For 32bits, the main control of backward compatibility is the SDK used. The simplest way to make a build compatible with an earlier OSX version is to use that SDK version.
It is possible to use the current SDK to make something backward compatible, but it's more of a hassle for little or no gain.
There is also a companion environment setting for compatibility – MACOSX_DEPLOYMENT_TARGET. This affects header preprocessing. You generally set this to the lowest system version you want to support. In Tiger and Panther, it's set to 10.3 (I think, maybe an even earlier version). Starting with Leopard it defaults to the same as the SDK version. Even so, I like to make sure and always set it in the shell before configuring and compiling (match the minor version you want for x):
export MACOSX_DEPLOYMENT_TARGET=10.x
It's also good to set if you have scripts that need it. The default is set only as a header macro, and is not available in the shell environment.
If you are aiming for maximum features and performance for each OSX version, your best bet is to build separate binaries for each version.

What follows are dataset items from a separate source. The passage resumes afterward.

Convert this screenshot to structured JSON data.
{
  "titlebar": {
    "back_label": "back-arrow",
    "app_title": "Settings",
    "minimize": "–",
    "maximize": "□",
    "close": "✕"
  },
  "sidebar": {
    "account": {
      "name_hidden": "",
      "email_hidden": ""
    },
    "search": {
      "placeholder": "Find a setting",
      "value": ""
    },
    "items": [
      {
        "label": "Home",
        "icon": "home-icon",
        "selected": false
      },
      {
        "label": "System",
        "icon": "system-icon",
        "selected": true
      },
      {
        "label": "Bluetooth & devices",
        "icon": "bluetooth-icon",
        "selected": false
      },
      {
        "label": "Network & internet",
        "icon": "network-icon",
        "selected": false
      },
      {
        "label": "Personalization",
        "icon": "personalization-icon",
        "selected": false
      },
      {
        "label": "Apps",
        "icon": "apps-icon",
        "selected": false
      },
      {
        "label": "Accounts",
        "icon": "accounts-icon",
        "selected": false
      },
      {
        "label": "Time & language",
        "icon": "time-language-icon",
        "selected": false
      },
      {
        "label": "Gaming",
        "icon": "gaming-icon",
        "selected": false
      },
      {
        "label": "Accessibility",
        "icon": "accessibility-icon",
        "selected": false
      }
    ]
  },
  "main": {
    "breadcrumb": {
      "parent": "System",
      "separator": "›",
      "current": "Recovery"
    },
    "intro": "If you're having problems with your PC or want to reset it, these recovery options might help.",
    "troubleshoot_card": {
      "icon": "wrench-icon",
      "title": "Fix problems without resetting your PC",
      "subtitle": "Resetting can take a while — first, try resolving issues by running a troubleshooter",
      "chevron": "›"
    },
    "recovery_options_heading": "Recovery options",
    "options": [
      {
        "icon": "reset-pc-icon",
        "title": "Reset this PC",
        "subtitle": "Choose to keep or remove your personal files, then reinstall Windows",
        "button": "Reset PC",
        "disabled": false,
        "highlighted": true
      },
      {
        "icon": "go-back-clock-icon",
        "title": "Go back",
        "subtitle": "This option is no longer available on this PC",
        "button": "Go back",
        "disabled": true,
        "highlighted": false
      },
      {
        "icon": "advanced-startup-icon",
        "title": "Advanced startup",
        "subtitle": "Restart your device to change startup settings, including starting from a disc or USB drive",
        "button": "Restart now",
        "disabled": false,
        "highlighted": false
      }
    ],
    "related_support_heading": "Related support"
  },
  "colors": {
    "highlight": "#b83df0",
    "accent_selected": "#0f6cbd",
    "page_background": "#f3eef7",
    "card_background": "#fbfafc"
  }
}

With the way Python 2.5 is built on Snow, anything distutils-based can't be compiled to be compatible with Leopard's Python 2.5. The main problem is that it refuses to configure. There is no technical problem otherwise with compiling extensions that will work on Leopard, ie you can manually compile sources into an extension with no problem.
Normally, GCC compiles and links everything sequentially. Like anything that run sequentially, this only uses a single processor on the Mac, so large projects and quad-arch builds can take a long time.
Apple's GCC 4.0, used for Tiger and Leopard, has a built-in limited form of parallel compilation. When multiple arch's are specified, it will split off processes for each arch in the background and join them together when all are ready. It's a transparent process, you get a fat binary in the end.
But, Apple dropped that feature in their GCC 4.2, used in Snow Leopard
. GCC now compiles each arch sequentially, using a single process. The only other alternative is to use make's jobs option, -j n. This will tell make to split targets into multiple processes. Individual items are still processed sequentially internally (multiple archs), but more can be processed at once, utilizing more processors. A few things to be aware of:
– It's only for make. Python compilation thru distutils won't be affected, since it doesn't use make. cmake should be fine, since cmake is just for generating the makefiles, and make still does the work.
– It's a manual setting – you must specify the number of jobs to split into. Generally, use the number of processors/cores on your Mac. Hyperthreading on the new i* processors may seem like more processors, but may cause trouble, I need to test more. Another gauge to use that might work better is the number of archs you are compiling.
– Makefiles need to be parallel-aware. They need to say what is safe to split into parallel jobs, and what absolutely requires that some other dependency is met first, that may have not completed yet in another job. If you get make errors on something that normally works, reduce or eliminate the number of jobs. I will identify which packages I've had success with parallel compilation.
The parallel option is only needed in the compilation stage, and shouldn't be used for install targets.
Note that you could still use make's parallel option in Tiger and Leopard, especially if you are compiling for a single arch.